Even the defence that the 2nd defendant was acting as a collecting and clearing bank appears untrue when viewed against the fact that in all the cheques involved in the transaction, the payee was not the 1st defendant as one would have thought, if the 2nd defendant’s defence is credible but the 2nd defendant itself.  Is it not generally accepted that payments through clearing banks are not made to the banks themselves?  Given those facts, it cannot surely be correct or even true that the 2nd defendant only acted as a collecting and clearing bank.  The fact of the matter is that the 2nd defendant received all the moneys, the subject of this suit.  Accordingly, when the 2nd defendant claims, in the face of clear evidence that it was never paid any money by the plaintiff and that it is a stranger to the transactions between the plaintiff and the 1st defendant, there can be no doubt that the 2nd defendant is not stating the truth.  In my view, there is the clearest evidence that the money in question was paid to the 2nd defendant.  Indeed there is no way it could have reached the 1st defendant without the 2nd defendant in turn paying it over to the 1st defendant.  Given all that, the question that obviously begs an answer in the circumstances of this matter is, if the 2nd defendant was not a party to the transaction, how come that it, in turn, decided to transfer the moneys to the 1st defendant.   The answer to the question is clear; the 2nd defendant’s denial of receipt of the money is not only baseless but also a shameless attempt to mislead this court. ......For that reason, it is baseless for the defendants to contend that the framing of the claims in the alternative was caused by the plaintiff’s uncertainly as to the validity of the reliefs it sought.
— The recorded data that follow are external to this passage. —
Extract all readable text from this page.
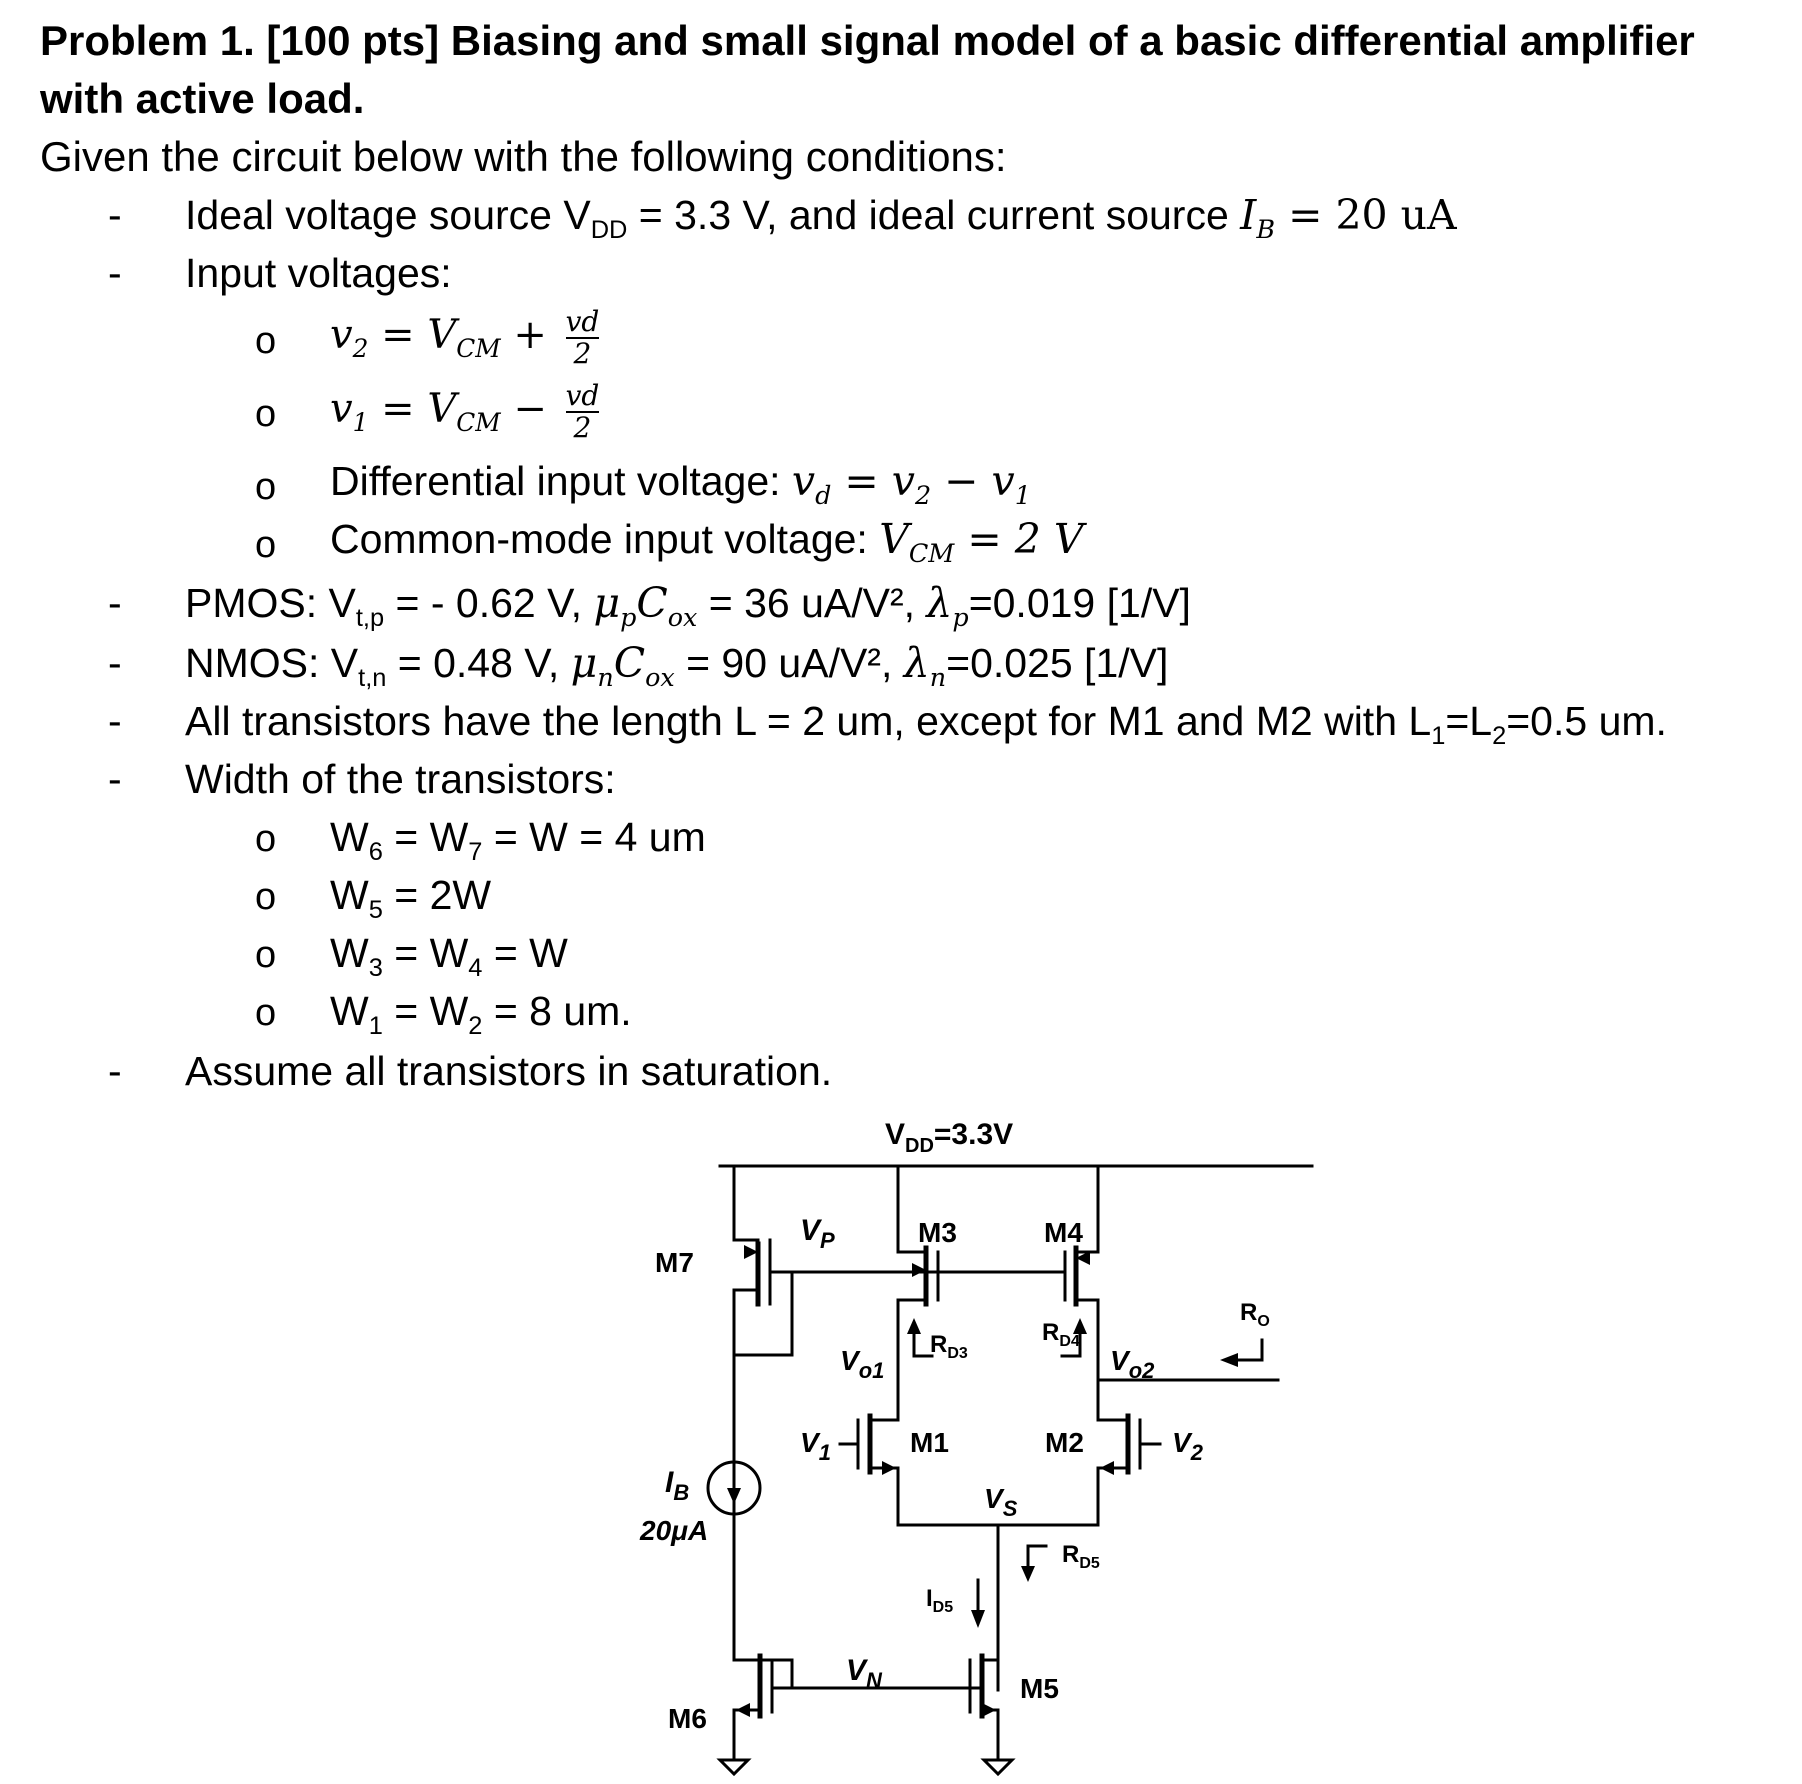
Problem 1. [100 pts] Biasing and small signal model of a basic differential amplifier with active load.
Given the circuit below with the following conditions:
- Ideal voltage source $V_{DD} = 3.3$ V, and ideal current source $I_B = 20$ uA
- Input voltages:
o $v_2 = V_{CM} + \frac{vd}{2}$
o $v_1 = V_{CM} - \frac{vd}{2}$
o Differential input voltage: $v_d = v_2 - v_1$
o Common-mode input voltage: $V_{CM} = 2$ V
- PMOS: $V_{t,p}$ = - 0.62 V, $\mu_pC_{ox} = 36$ uA/V², $\lambda_p=0.019$ [1/V]
- NMOS: $V_{t,n} = 0.48$ V, $\mu_nC_{ox} = 90$ uA/V², $\lambda_n=0.025$ [1/V]
- All transistors have the length L = 2 um, except for M1 and M2 with $L_1=L_2=0.5$ um.
- Width of the transistors:
o $W_6 = W_7 = W = 4$ um
o $W_5 = 2W$
o $W_3 = W_4 = W$
o $W_1 = W_2 = 8$ um.
- Assume all transistors in saturation.
$V_{DD}=3.3V$
M7
$V_P$	M3	M4
$R_{D3}$
$R_{D4}$
$V_{o1}$	$V_{o2}$
$R_O$
$V_1$	M1	M2	$V_2$
$V_S$
$R_{D5}$
$I_{D5}$
$I_B$
20μA
M6
$V_N$	M5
On the contrary, the plaint clearly demonstrates that the plaintiff knew what he wanted and clearly went for it.......I wish to repeat that the claim by the 2nd defendant that its involvement in the transaction was only as a collecting and clearing bank, has no basis in fact; as observed above, it was the payee of the cheques that comprised the sum of Shs.72,900,000/= clearly therefore, the 2nd defendant was not a clearing bank for the 1st defendant in the transaction.  If it was, the cheques in question would have been made in favour of the 1st defendant......The 2nd defendant’s defence is clearly a sham.

9.      The decree ensuing from the ruling shows that the court, after striking out the defences, ordered the appellant and its co-defendant to pay to the respondents Shs.164,804,838/50 together with interest as therein stated.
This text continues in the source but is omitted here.